A sun glint appears yellow in the AVHRR Cloud RGB images, varying from dark blue with some yellowish tones (weak sun glint) to bright yellow (strong sun glint).
The open water surfaces are usually dark blue in AVHRR Cloud RGB images. An exception is the area of sun glint. A sun glint is the mirror-like reflection of the Sun from a water surface. Sun glints occur on cloud-free ocean, sea, river, lake surfaces at a given geometry of the sun and satellite viewing directions. In the sun glint area increased amount of solar energy is reflected from the water surface. Smooth ocean water becomes a "silvery mirror", while rougher surface waters (with big waves) appear less bright. As the ocean and sea is never perfectly smooth or calm, the Sun’s reflection gets blurred giving the water surface a washed out appearance.
On the right panel of the image below a sun glint can be seen both over the Black Sea and the Mediterranean Sea (north and south of Turkey) with variable strength. A very bright yellow patch south of the Turkish coast (north-east of Rhodes Island) shows very intense sun glint.
The left panel shows an image of the same area without sun glint, taken 50-minutes earlier. This image is presented to make it easier to distinguish sun glint from clouds on the right panel, which is not obvious, as the low- and medium-level clouds are also yellowish.
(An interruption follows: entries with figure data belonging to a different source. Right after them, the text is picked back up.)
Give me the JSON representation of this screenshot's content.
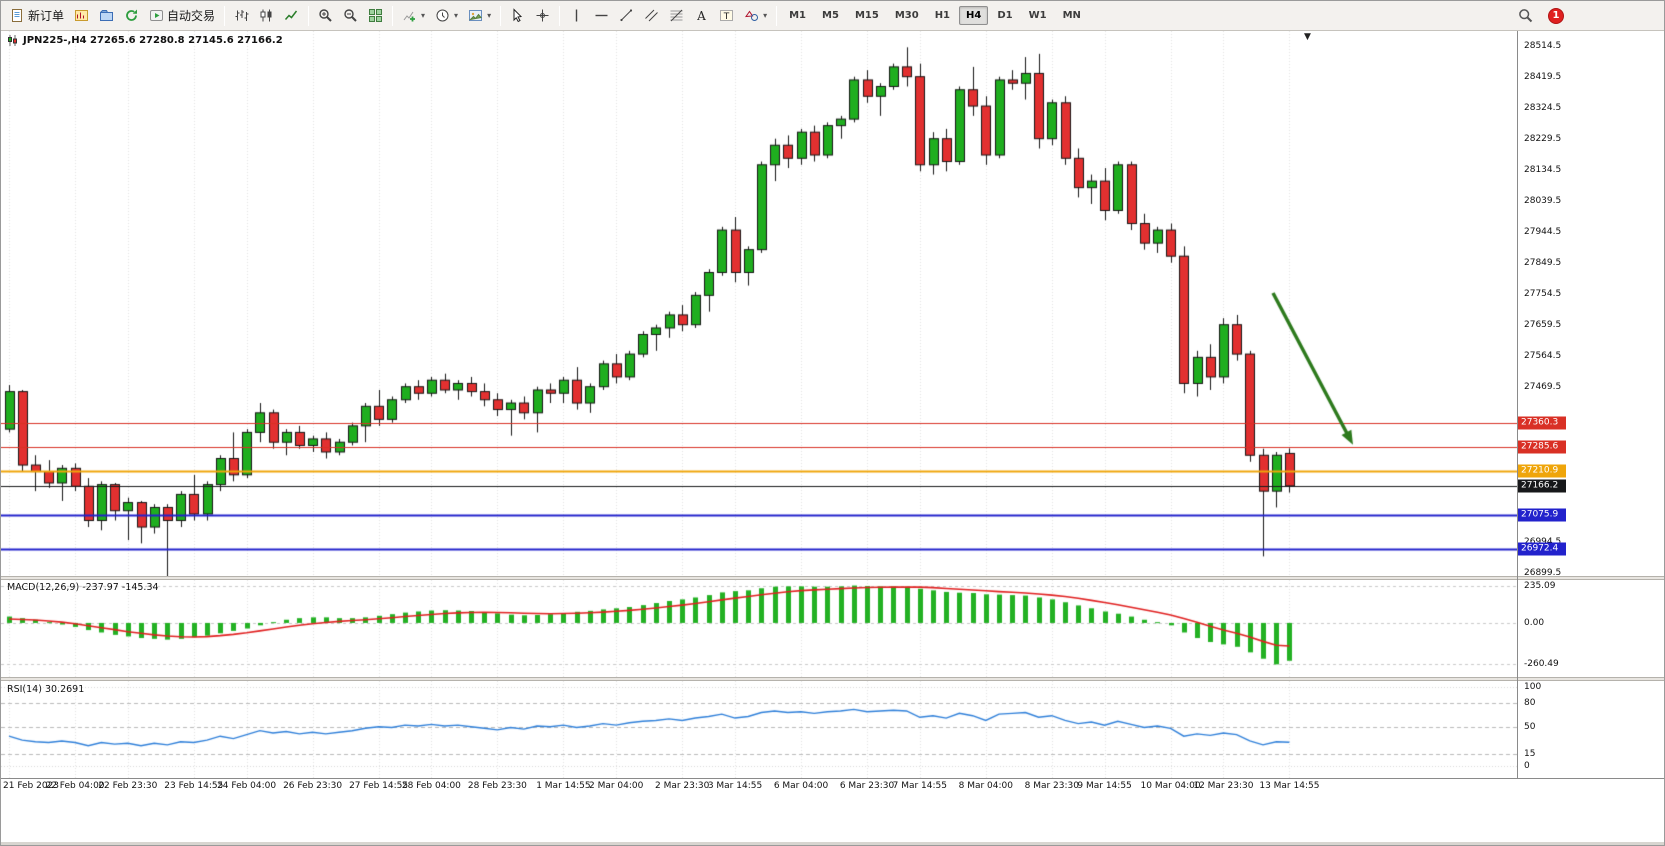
{
  "app": {
    "name": "MetaTrader Terminal"
  },
  "toolbar": {
    "new_order_label": "新订单",
    "algo_trading_label": "自动交易",
    "notification_count": "1",
    "timeframes": [
      "M1",
      "M5",
      "M15",
      "M30",
      "H1",
      "H4",
      "D1",
      "W1",
      "MN"
    ],
    "active_timeframe": "H4",
    "groups": [
      {
        "name": "trade",
        "items": [
          {
            "name": "new-order-button",
            "icon": "new-order",
            "label": "新订单"
          },
          {
            "name": "new-chart-button",
            "icon": "new-chart"
          },
          {
            "name": "profiles-button",
            "icon": "profiles"
          },
          {
            "name": "refresh-button",
            "icon": "refresh"
          },
          {
            "name": "algo-trading-button",
            "icon": "algo",
            "label": "自动交易"
          }
        ]
      },
      {
        "name": "chart-type",
        "items": [
          {
            "name": "bars-chart-button",
            "icon": "bars"
          },
          {
            "name": "candlestick-chart-button",
            "icon": "candles"
          },
          {
            "name": "line-chart-button",
            "icon": "linechart"
          }
        ]
      },
      {
        "name": "zoom",
        "items": [
          {
            "name": "zoom-in-button",
            "icon": "zoom-in"
          },
          {
            "name": "zoom-out-button",
            "icon": "zoom-out"
          },
          {
            "name": "tile-windows-button",
            "icon": "tile"
          }
        ]
      },
      {
        "name": "objects",
        "items": [
          {
            "name": "indicators-button",
            "icon": "indicators",
            "caret": true
          },
          {
            "name": "periods-button",
            "icon": "clock",
            "caret": true
          },
          {
            "name": "templates-button",
            "icon": "template",
            "caret": true
          }
        ]
      },
      {
        "name": "pointer",
        "items": [
          {
            "name": "cursor-button",
            "icon": "cursor"
          },
          {
            "name": "crosshair-button",
            "icon": "crosshair"
          }
        ]
      },
      {
        "name": "draw",
        "items": [
          {
            "name": "vertical-line-button",
            "icon": "vline"
          },
          {
            "name": "horizontal-line-button",
            "icon": "hline"
          },
          {
            "name": "trendline-button",
            "icon": "trendline"
          },
          {
            "name": "channel-button",
            "icon": "channel"
          },
          {
            "name": "fibonacci-button",
            "icon": "fibo"
          },
          {
            "name": "text-button",
            "icon": "textA"
          },
          {
            "name": "label-button",
            "icon": "textT"
          },
          {
            "name": "shapes-button",
            "icon": "shapes",
            "caret": true
          }
        ]
      }
    ]
  },
  "chart": {
    "title": "JPN225-,H4 27265.6 27280.8 27145.6 27166.2",
    "symbol": "JPN225-",
    "period": "H4",
    "y_axis_labels": [
      "28514.5",
      "28419.5",
      "28324.5",
      "28229.5",
      "28134.5",
      "28039.5",
      "27944.5",
      "27849.5",
      "27754.5",
      "27659.5",
      "27564.5",
      "27469.5",
      "26994.5",
      "26899.5"
    ],
    "price_lines": [
      {
        "label": "27360.3",
        "price": 27360.3,
        "color": "#d93025",
        "width": 1
      },
      {
        "label": "27285.6",
        "price": 27285.6,
        "color": "#d93025",
        "width": 1
      },
      {
        "label": "27210.9",
        "price": 27210.9,
        "color": "#efa50a",
        "width": 2
      },
      {
        "label": "27166.2",
        "price": 27166.2,
        "color": "#17181a",
        "width": 1,
        "role": "bid"
      },
      {
        "label": "27075.9",
        "price": 27075.9,
        "color": "#2222cc",
        "width": 2
      },
      {
        "label": "26972.4",
        "price": 26972.4,
        "color": "#2222cc",
        "width": 2
      }
    ],
    "annotation_arrow": {
      "color": "#2d7a1d",
      "from": {
        "x": 1272,
        "price": 27757
      },
      "to": {
        "x": 1352,
        "price": 27292
      }
    }
  },
  "indicators": {
    "macd": {
      "label": "MACD(12,26,9)",
      "values": "-237.97 -145.34",
      "scale_labels": [
        "235.09",
        "0.00",
        "-260.49"
      ],
      "levels": [
        235.09,
        0,
        -260.49
      ],
      "histogram_color": "#23b123",
      "signal_color": "#e02020"
    },
    "rsi": {
      "label": "RSI(14)",
      "value": "30.2691",
      "scale_labels": [
        "100",
        "80",
        "50",
        "15",
        "0"
      ],
      "levels": [
        80,
        50,
        15
      ],
      "line_color": "#2e7fd9"
    }
  },
  "chart_data": {
    "type": "candlestick",
    "symbol": "JPN225-",
    "timeframe": "H4",
    "title": "JPN225-,H4",
    "ohlc_current": {
      "open": 27265.6,
      "high": 27280.8,
      "low": 27145.6,
      "close": 27166.2
    },
    "y_range": [
      26890,
      28560
    ],
    "up_color": "#1fae1f",
    "down_color": "#e23030",
    "x_labels": [
      "21 Feb 2023",
      "22 Feb 04:00",
      "22 Feb 23:30",
      "23 Feb 14:55",
      "24 Feb 04:00",
      "26 Feb 23:30",
      "27 Feb 14:55",
      "28 Feb 04:00",
      "28 Feb 23:30",
      "1 Mar 14:55",
      "2 Mar 04:00",
      "2 Mar 23:30",
      "3 Mar 14:55",
      "6 Mar 04:00",
      "6 Mar 23:30",
      "7 Mar 14:55",
      "8 Mar 04:00",
      "8 Mar 23:30",
      "9 Mar 14:55",
      "10 Mar 04:00",
      "12 Mar 23:30",
      "13 Mar 14:55"
    ],
    "candles": [
      [
        27340,
        27475,
        27330,
        27455
      ],
      [
        27455,
        27460,
        27210,
        27230
      ],
      [
        27230,
        27260,
        27150,
        27210
      ],
      [
        27210,
        27245,
        27160,
        27175
      ],
      [
        27175,
        27230,
        27120,
        27220
      ],
      [
        27220,
        27235,
        27150,
        27165
      ],
      [
        27165,
        27190,
        27040,
        27060
      ],
      [
        27060,
        27180,
        27030,
        27170
      ],
      [
        27170,
        27175,
        27060,
        27090
      ],
      [
        27090,
        27130,
        27000,
        27115
      ],
      [
        27115,
        27120,
        26990,
        27040
      ],
      [
        27040,
        27110,
        27020,
        27100
      ],
      [
        27100,
        27110,
        26870,
        27060
      ],
      [
        27060,
        27150,
        27040,
        27140
      ],
      [
        27140,
        27200,
        27060,
        27080
      ],
      [
        27080,
        27180,
        27060,
        27170
      ],
      [
        27170,
        27260,
        27150,
        27250
      ],
      [
        27250,
        27330,
        27180,
        27200
      ],
      [
        27200,
        27340,
        27190,
        27330
      ],
      [
        27330,
        27420,
        27300,
        27390
      ],
      [
        27390,
        27400,
        27280,
        27300
      ],
      [
        27300,
        27340,
        27260,
        27330
      ],
      [
        27330,
        27350,
        27280,
        27290
      ],
      [
        27290,
        27320,
        27270,
        27310
      ],
      [
        27310,
        27330,
        27250,
        27270
      ],
      [
        27270,
        27310,
        27260,
        27300
      ],
      [
        27300,
        27360,
        27290,
        27350
      ],
      [
        27350,
        27420,
        27300,
        27410
      ],
      [
        27410,
        27460,
        27350,
        27370
      ],
      [
        27370,
        27440,
        27360,
        27430
      ],
      [
        27430,
        27480,
        27420,
        27470
      ],
      [
        27470,
        27490,
        27430,
        27450
      ],
      [
        27450,
        27500,
        27440,
        27490
      ],
      [
        27490,
        27510,
        27450,
        27460
      ],
      [
        27460,
        27490,
        27430,
        27480
      ],
      [
        27480,
        27500,
        27440,
        27455
      ],
      [
        27455,
        27480,
        27410,
        27430
      ],
      [
        27430,
        27450,
        27380,
        27400
      ],
      [
        27400,
        27430,
        27320,
        27420
      ],
      [
        27420,
        27440,
        27370,
        27390
      ],
      [
        27390,
        27470,
        27330,
        27460
      ],
      [
        27460,
        27480,
        27420,
        27450
      ],
      [
        27450,
        27500,
        27420,
        27490
      ],
      [
        27490,
        27530,
        27400,
        27420
      ],
      [
        27420,
        27480,
        27390,
        27470
      ],
      [
        27470,
        27550,
        27460,
        27540
      ],
      [
        27540,
        27570,
        27480,
        27500
      ],
      [
        27500,
        27580,
        27490,
        27570
      ],
      [
        27570,
        27640,
        27560,
        27630
      ],
      [
        27630,
        27660,
        27580,
        27650
      ],
      [
        27650,
        27700,
        27620,
        27690
      ],
      [
        27690,
        27720,
        27640,
        27660
      ],
      [
        27660,
        27760,
        27650,
        27750
      ],
      [
        27750,
        27830,
        27700,
        27820
      ],
      [
        27820,
        27960,
        27810,
        27950
      ],
      [
        27950,
        27990,
        27790,
        27820
      ],
      [
        27820,
        27900,
        27780,
        27890
      ],
      [
        27890,
        28160,
        27880,
        28150
      ],
      [
        28150,
        28230,
        28100,
        28210
      ],
      [
        28210,
        28240,
        28140,
        28170
      ],
      [
        28170,
        28260,
        28150,
        28250
      ],
      [
        28250,
        28270,
        28160,
        28180
      ],
      [
        28180,
        28280,
        28170,
        28270
      ],
      [
        28270,
        28300,
        28230,
        28290
      ],
      [
        28290,
        28420,
        28280,
        28410
      ],
      [
        28410,
        28440,
        28340,
        28360
      ],
      [
        28360,
        28400,
        28300,
        28390
      ],
      [
        28390,
        28460,
        28380,
        28450
      ],
      [
        28450,
        28510,
        28390,
        28420
      ],
      [
        28420,
        28460,
        28130,
        28150
      ],
      [
        28150,
        28250,
        28120,
        28230
      ],
      [
        28230,
        28260,
        28130,
        28160
      ],
      [
        28160,
        28390,
        28150,
        28380
      ],
      [
        28380,
        28450,
        28300,
        28330
      ],
      [
        28330,
        28360,
        28150,
        28180
      ],
      [
        28180,
        28420,
        28170,
        28410
      ],
      [
        28410,
        28440,
        28380,
        28400
      ],
      [
        28400,
        28480,
        28350,
        28430
      ],
      [
        28430,
        28490,
        28200,
        28230
      ],
      [
        28230,
        28350,
        28210,
        28340
      ],
      [
        28340,
        28360,
        28150,
        28170
      ],
      [
        28170,
        28200,
        28050,
        28080
      ],
      [
        28080,
        28120,
        28030,
        28100
      ],
      [
        28100,
        28140,
        27980,
        28010
      ],
      [
        28010,
        28160,
        28000,
        28150
      ],
      [
        28150,
        28160,
        27950,
        27970
      ],
      [
        27970,
        28000,
        27890,
        27910
      ],
      [
        27910,
        27960,
        27880,
        27950
      ],
      [
        27950,
        27970,
        27850,
        27870
      ],
      [
        27870,
        27900,
        27450,
        27480
      ],
      [
        27480,
        27580,
        27440,
        27560
      ],
      [
        27560,
        27600,
        27460,
        27500
      ],
      [
        27500,
        27680,
        27480,
        27660
      ],
      [
        27660,
        27690,
        27550,
        27570
      ],
      [
        27570,
        27580,
        27240,
        27260
      ],
      [
        27260,
        27280,
        26950,
        27150
      ],
      [
        27150,
        27270,
        27100,
        27260
      ],
      [
        27265.6,
        27280.8,
        27145.6,
        27166.2
      ]
    ],
    "macd": {
      "histogram": [
        40,
        30,
        20,
        5,
        -10,
        -25,
        -45,
        -60,
        -75,
        -85,
        -95,
        -100,
        -105,
        -100,
        -90,
        -80,
        -65,
        -50,
        -35,
        -15,
        5,
        20,
        30,
        35,
        35,
        30,
        30,
        35,
        45,
        55,
        65,
        72,
        78,
        80,
        78,
        75,
        68,
        60,
        52,
        48,
        50,
        55,
        62,
        70,
        76,
        85,
        92,
        100,
        112,
        125,
        138,
        148,
        160,
        175,
        192,
        200,
        205,
        218,
        228,
        230,
        230,
        228,
        228,
        230,
        235.1,
        232,
        230,
        230,
        228,
        215,
        205,
        195,
        190,
        188,
        180,
        178,
        175,
        172,
        160,
        148,
        130,
        110,
        92,
        72,
        58,
        40,
        20,
        5,
        -15,
        -60,
        -95,
        -120,
        -135,
        -150,
        -185,
        -225,
        -260.5,
        -237.97
      ],
      "signal": [
        25,
        22,
        18,
        12,
        5,
        -5,
        -18,
        -30,
        -42,
        -55,
        -65,
        -75,
        -82,
        -87,
        -88,
        -86,
        -80,
        -72,
        -62,
        -50,
        -38,
        -26,
        -15,
        -5,
        3,
        10,
        15,
        20,
        26,
        33,
        40,
        47,
        53,
        59,
        63,
        66,
        67,
        66,
        64,
        61,
        59,
        58,
        59,
        61,
        64,
        68,
        73,
        79,
        86,
        94,
        103,
        112,
        122,
        133,
        145,
        156,
        166,
        177,
        187,
        196,
        203,
        208,
        212,
        216,
        220,
        223,
        224,
        225,
        226,
        225,
        222,
        217,
        212,
        207,
        202,
        197,
        193,
        188,
        182,
        175,
        166,
        155,
        142,
        128,
        114,
        99,
        83,
        67,
        50,
        28,
        4,
        -21,
        -44,
        -65,
        -89,
        -116,
        -140,
        -145.34
      ]
    },
    "rsi": [
      38,
      33,
      31,
      30,
      32,
      30,
      26,
      30,
      28,
      29,
      26,
      29,
      27,
      31,
      30,
      33,
      38,
      35,
      40,
      45,
      42,
      44,
      41,
      43,
      41,
      43,
      45,
      48,
      50,
      49,
      52,
      51,
      53,
      51,
      52,
      50,
      48,
      46,
      49,
      47,
      51,
      50,
      52,
      49,
      51,
      54,
      52,
      55,
      57,
      58,
      60,
      58,
      61,
      63,
      66,
      61,
      63,
      68,
      70,
      68,
      69,
      67,
      69,
      70,
      72,
      69,
      70,
      71,
      70,
      62,
      64,
      61,
      67,
      64,
      58,
      66,
      67,
      68,
      62,
      64,
      58,
      54,
      56,
      52,
      57,
      53,
      49,
      51,
      48,
      38,
      41,
      39,
      42,
      40,
      32,
      27,
      31,
      30.27
    ]
  }
}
The typical wash out appearance of sun glint helps to distinguish sun glint from clouds.
AVHRR Cloud RGB images of the Black Sea and eastern Mediterranean region for 22 June 2016 at 07:19 (left) and 08:04 (right) UTC
Some more examples are presented below.
Sun glint over the Mediterranean Sea, AVHRR Cloud RGB images for 24 May 2016 at 08:58 UTC (left) and 08 May 2016 at 07:49 UTC (right)
Explanation of the colours of a sun glint (see also the recipe on the left side):
• The open water surface without sun glint is dark blue: the red and green components are almost zero, while the blue component is somewhat stronger but still low.
• In case of sun glint the red and blue signals increase, while the blue component does not change. As the reflection is similarly intensive in the VIS0.63 and NIR0.87 channels, the sun glint appears yellowish in the AVHRR Cloud RGB images.